Is there any research done on conservation of (integrated over all spacetime) spacetime curvature?

After trying to kinda get a picture of the field of play in quantum physics according to the standard model, a question came up. I tried to formulate the known bosons each as a particle transferring some property.

1. Photons transfer electric charge: the electromagnetic force gives attraction between positive and negative charges so an electronic current
2. Gluons transfer color charge
3. The 3 weak bosons transfer weak isospin
4. The Higgs mechanism transfers a combination of weak isospin and weak hypercharge
5. Gravitons, if they exist, transfer spacetime curvature?

The first 4 properties transferred are conserved (by quantum conservation laws). My question is: has any research been done on whether spacetime curvature (integrated over all of it) could be conserved? I'm especially interested in loop quantum gravity views on this matter (hope I can sort of understand that but OK)

The only thing I found on internet is a physics stackexchange question https://physics.stackexchange.com/questions/130379/conservation-in-space-time-curvature where the question is waved away with the observation that the universe at large is not curved, so what curvature? But IMO that might be in fact an indication that every negative curvature induces an equal opposite positive curvature somehow.

 

[PeterDonis]

has any research been done on whether spacetime curvature (integrated over all of it) could be conserved?

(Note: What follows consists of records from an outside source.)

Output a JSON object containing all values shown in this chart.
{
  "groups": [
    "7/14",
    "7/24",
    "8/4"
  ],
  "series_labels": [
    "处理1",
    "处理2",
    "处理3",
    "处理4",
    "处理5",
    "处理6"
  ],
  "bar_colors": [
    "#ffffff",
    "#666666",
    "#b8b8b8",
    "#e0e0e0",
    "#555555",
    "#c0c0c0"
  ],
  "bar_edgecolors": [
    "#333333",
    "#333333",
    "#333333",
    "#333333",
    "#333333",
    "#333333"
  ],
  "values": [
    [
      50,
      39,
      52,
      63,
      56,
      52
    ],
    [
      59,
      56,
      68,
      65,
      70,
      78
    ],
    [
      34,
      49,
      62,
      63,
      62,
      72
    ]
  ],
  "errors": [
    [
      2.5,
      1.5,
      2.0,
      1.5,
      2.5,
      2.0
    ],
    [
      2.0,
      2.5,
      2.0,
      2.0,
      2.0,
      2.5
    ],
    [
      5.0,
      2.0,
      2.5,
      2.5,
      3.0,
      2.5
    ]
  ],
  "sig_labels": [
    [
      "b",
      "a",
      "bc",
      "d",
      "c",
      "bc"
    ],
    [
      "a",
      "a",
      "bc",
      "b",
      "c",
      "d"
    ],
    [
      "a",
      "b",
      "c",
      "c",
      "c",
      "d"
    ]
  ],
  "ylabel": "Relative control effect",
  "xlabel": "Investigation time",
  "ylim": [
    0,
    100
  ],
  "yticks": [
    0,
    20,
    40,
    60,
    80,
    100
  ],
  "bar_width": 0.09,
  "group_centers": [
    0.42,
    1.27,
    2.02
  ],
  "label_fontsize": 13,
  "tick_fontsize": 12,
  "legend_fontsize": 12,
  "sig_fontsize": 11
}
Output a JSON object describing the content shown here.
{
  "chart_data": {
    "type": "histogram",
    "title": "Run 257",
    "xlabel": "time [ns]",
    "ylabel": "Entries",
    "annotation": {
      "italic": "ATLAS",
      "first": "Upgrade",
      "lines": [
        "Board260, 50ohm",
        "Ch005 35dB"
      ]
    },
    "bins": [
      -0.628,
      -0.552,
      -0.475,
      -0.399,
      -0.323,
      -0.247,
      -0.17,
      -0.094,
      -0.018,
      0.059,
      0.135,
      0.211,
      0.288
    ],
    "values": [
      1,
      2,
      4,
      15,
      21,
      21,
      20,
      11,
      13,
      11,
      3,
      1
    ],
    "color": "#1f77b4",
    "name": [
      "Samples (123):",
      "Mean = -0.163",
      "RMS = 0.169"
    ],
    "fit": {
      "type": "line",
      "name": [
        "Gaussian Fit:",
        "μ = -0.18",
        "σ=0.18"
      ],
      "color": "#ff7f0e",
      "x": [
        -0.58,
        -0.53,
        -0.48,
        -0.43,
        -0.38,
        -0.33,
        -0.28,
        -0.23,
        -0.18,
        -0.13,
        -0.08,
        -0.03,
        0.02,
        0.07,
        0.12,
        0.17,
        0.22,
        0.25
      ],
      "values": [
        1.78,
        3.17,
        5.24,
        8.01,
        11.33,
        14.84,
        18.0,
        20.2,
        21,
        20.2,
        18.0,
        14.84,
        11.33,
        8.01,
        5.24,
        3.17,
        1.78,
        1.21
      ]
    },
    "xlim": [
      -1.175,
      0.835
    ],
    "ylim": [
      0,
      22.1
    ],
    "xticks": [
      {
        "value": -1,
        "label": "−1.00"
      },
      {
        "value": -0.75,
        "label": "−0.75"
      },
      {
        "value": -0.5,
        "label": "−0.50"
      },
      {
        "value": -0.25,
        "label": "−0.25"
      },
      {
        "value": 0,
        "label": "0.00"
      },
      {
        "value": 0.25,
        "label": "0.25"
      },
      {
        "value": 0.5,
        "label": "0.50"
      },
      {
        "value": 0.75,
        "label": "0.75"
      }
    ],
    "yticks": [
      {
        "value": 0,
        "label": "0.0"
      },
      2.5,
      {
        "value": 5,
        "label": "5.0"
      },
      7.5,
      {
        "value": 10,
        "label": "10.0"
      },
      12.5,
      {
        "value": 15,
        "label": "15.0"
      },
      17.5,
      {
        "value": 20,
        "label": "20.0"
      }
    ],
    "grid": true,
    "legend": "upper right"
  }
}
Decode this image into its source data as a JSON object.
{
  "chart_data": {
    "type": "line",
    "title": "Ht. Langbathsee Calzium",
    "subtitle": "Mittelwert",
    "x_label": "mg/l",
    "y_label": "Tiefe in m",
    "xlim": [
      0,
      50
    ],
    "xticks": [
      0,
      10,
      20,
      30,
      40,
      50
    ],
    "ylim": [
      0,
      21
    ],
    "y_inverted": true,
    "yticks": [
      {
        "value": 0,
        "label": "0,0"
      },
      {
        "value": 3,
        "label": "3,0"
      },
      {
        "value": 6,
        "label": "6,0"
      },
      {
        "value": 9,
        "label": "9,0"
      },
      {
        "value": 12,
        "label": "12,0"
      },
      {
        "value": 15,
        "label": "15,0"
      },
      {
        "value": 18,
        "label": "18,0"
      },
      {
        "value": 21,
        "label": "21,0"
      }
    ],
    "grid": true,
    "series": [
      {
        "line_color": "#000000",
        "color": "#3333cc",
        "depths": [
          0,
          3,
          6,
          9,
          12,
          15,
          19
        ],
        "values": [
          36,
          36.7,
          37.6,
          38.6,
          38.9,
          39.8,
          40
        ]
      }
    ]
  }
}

"Spacetime curvature" is not even a number; it's a tensor. In GR it is not a conserved quantity.

the question is waved away with the observation that the universe at large is not curved

This answer confuses spacetime curvature with spatial curvature in our best current model of our universe. They're not the same.

 

[Structure seeker]

I'm not a physicist but more a hobbyist in the area of mathematical physics, so whether it matches GR or not is outside my area of expertise.

Regardless, taking the analysis I made seriously could lead to interesting viewpoints or directions to new theories. It's clear this analysis got no critique, so the observations I made are somewhat peer-reviewed now. But no wild speculation here please.

 

[Ibix]

It's clear this analysis got no critique

...apart from Peter pointing out that curvature is a tensor, not a number, which renders questions about a "total curvature" meaningless, even before you get to questions about conservation.

 

[Structure seeker]

Let me just cite V. Retsnoi which can be found as K20-re.pdf in this link: http://www.mathem.pub.ro/proc/bsgp-20/

 

[PeterDonis]

Let me just cite V. Retsnoi which can be found as K20-re.pdf in this link: http://www.mathem.pub.ro/proc/bsgp-20/

This is about integration of tensor fields. It has nothing whatever to do with the speculative claims you make in your OP.

 

[PeterDonis]

It's clear this analysis got no critique, so the observations I made are somewhat peer-reviewed now.

If by this you mean that you think the fact that nobody has given you a detailed refutation implies that we think there is some value in your speculations, you are wrong.

taking the analysis I made seriously could lead to interesting viewpoints or directions to new theories.

That is not what PF is for. PF is not for discussion of personal research or personal speculations. It is to help people understand physics that is already mainstream. If you think there is something useful in the speculations you are making, get a peer-reviewed paper published.

Thread closed.